In a collective decision on Wednesday, November 13, leadership of the Independent Election Commission (IEC) put the recounting process of votes on halt throughout the country. “This process has been stopped aiming to address objections and concerns raised by political parties, [presidential] candidates, and civil society organizations,” read the decision 106 of the IEC.
The decision, however, stipulates that ballot boxes which are currently under recounting and audit process are exempted.
Speaking at a press conference yesterday, November 12, chairwoman of the Independent Election Commission (IEC) Hawa Alam Nooristani said that vote recount process remains on halt in 14 provinces over what she described as the result of barriers created by supporters of some presidential tickets.
Nooristani detailed that out of 26,580 polling stations operated on the Election Day, September 28, votes of 8,255 polling stations were decided to be recounted.
The IEC chairwoman revealed the number of operating polling stations on the Election Day after Rahmatullah Nabil, who is running for president in the 2019 presidential election, criticized the IEC for not having announced the number of operating and non-operating polling stations on the Election Day.

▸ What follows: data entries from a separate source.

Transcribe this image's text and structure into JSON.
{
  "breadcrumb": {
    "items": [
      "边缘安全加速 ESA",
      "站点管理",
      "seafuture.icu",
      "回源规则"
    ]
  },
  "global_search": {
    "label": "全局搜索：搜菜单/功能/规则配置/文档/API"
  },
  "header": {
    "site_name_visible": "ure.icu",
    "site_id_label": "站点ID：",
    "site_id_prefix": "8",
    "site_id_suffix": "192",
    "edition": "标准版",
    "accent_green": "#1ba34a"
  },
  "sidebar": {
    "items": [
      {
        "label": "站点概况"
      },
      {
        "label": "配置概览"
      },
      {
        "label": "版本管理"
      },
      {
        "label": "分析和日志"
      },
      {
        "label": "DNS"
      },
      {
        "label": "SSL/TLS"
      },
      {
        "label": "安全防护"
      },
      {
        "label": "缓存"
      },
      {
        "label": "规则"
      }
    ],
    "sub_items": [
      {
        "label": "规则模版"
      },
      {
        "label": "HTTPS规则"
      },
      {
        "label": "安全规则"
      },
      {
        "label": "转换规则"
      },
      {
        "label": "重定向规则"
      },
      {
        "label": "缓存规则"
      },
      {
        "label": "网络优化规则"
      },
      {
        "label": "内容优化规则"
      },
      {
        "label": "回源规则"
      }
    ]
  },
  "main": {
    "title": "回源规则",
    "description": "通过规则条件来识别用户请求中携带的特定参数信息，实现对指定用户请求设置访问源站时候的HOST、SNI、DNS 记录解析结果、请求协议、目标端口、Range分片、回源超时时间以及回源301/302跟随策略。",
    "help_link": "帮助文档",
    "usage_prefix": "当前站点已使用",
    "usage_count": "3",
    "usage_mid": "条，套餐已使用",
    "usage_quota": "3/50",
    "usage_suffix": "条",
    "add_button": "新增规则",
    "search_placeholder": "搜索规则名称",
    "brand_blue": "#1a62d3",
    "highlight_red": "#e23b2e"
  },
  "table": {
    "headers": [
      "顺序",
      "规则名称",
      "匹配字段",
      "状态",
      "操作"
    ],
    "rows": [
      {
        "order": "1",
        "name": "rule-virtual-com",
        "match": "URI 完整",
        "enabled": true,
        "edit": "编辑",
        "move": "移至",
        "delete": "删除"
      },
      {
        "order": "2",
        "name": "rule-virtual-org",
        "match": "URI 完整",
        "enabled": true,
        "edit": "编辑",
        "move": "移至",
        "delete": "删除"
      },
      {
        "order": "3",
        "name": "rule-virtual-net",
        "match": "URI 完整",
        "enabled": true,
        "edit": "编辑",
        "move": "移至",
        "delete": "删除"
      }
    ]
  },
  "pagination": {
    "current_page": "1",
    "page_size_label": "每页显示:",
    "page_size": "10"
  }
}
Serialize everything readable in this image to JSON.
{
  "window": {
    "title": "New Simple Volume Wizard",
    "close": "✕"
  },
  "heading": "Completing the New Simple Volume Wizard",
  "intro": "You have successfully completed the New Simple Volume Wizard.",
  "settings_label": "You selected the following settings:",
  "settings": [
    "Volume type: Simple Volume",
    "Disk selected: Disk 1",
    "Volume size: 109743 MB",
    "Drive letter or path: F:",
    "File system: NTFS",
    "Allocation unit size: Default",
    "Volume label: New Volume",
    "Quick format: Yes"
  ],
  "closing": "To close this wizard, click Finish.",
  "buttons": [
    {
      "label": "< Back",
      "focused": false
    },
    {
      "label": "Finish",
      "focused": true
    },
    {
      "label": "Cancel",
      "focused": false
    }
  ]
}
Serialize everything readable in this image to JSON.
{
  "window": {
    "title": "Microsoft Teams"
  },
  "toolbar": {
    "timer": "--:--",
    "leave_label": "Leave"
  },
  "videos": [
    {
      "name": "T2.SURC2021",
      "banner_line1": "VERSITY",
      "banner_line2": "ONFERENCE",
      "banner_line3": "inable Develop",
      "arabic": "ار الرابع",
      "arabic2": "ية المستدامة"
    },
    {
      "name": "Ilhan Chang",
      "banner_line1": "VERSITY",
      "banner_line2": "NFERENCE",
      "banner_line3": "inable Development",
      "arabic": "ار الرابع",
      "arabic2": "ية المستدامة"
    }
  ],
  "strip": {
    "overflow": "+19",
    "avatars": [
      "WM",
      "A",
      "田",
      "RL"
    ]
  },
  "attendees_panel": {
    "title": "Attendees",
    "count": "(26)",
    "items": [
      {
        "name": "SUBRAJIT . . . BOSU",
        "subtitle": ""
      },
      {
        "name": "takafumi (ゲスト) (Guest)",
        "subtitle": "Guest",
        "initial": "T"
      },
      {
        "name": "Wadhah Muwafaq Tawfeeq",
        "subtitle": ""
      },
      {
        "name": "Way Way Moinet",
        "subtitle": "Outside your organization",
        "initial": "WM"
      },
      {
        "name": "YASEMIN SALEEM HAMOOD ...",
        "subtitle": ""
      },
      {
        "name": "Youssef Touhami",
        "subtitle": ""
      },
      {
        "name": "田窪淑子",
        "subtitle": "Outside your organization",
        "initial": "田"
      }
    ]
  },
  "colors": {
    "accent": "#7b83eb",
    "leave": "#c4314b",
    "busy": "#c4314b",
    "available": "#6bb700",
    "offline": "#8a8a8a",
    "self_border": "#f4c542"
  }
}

Jamal Naser Osoli, a spokesperson for President Ghani’s state builder ticket, accused presidential ticket led by Chief Executive Abdullah of interrupting the recounting process in some provinces. He said Abdullah’s team provokes and pays people to protest against the process.
A senior member of Abdullah’s ticket, Noor Rahman Akhlaqi, however, rejected the accusation, saying that protesters prevented recounting in 20 provinces during past two days. “The protest is spontaneous and the protestors do not want their destiny to be determined by a rigged vote,” he noted.
In a statement issued today, November 13, the IEC said that the recounting process has started in 25 provinces, completed in four provinces, but remained halted in nine provinces. It further stated that the 915 polling stations were completely recounted so far.
Mrs. Nooristani, however, reiterated on Tuesday, November 12, that biometrically verified votes were valid votes for the IEC and they would only count votes with the basis of biometric verification. “The [recounting] process has started with full accuracy based on the commission’s 104 and 105 decisions and in line with the law, rules, and procedures,” she asserted.
Ahmad Zubair Habibzada, a spokesperson for the Transparent Election Foundation of Afghanistan (TEFA), described the IEC decision as a violation of the election law. He further warned that the recounting process would provoke some presidential tickets not to accept the election results.
“Unfortunately, the process is not currently monitored thoroughly and the election results will not be acceptable for presidential tickets and the people of Afghanistan,” he noted.
Akhlaqi also described the recounting process as illegal and “unacceptable” for the stability and partnership ticket.
Mr. Osoli, who spoke on behalf of Ghani’s state builder ticket, praised the IEC’s decision for recounting the votes, notifying that “we stand with it (the IEC) and observe [the process]”.
On the other Hand, Mrs. Nooristani expressed concern over another delay in announcement of the preliminary election results. She urged all candidates and observers to let the election commission continue recounting process so that it would be able to announce the preliminary results on November 14.
Ghani’s ticket also have repeatedly stressed that the preliminary results should be announced on due date while three other presidential tickets led by Abdullah Abdullah, Gulbuddin Hekmatyar, and Rahmatullah Nabil have boycotted the process.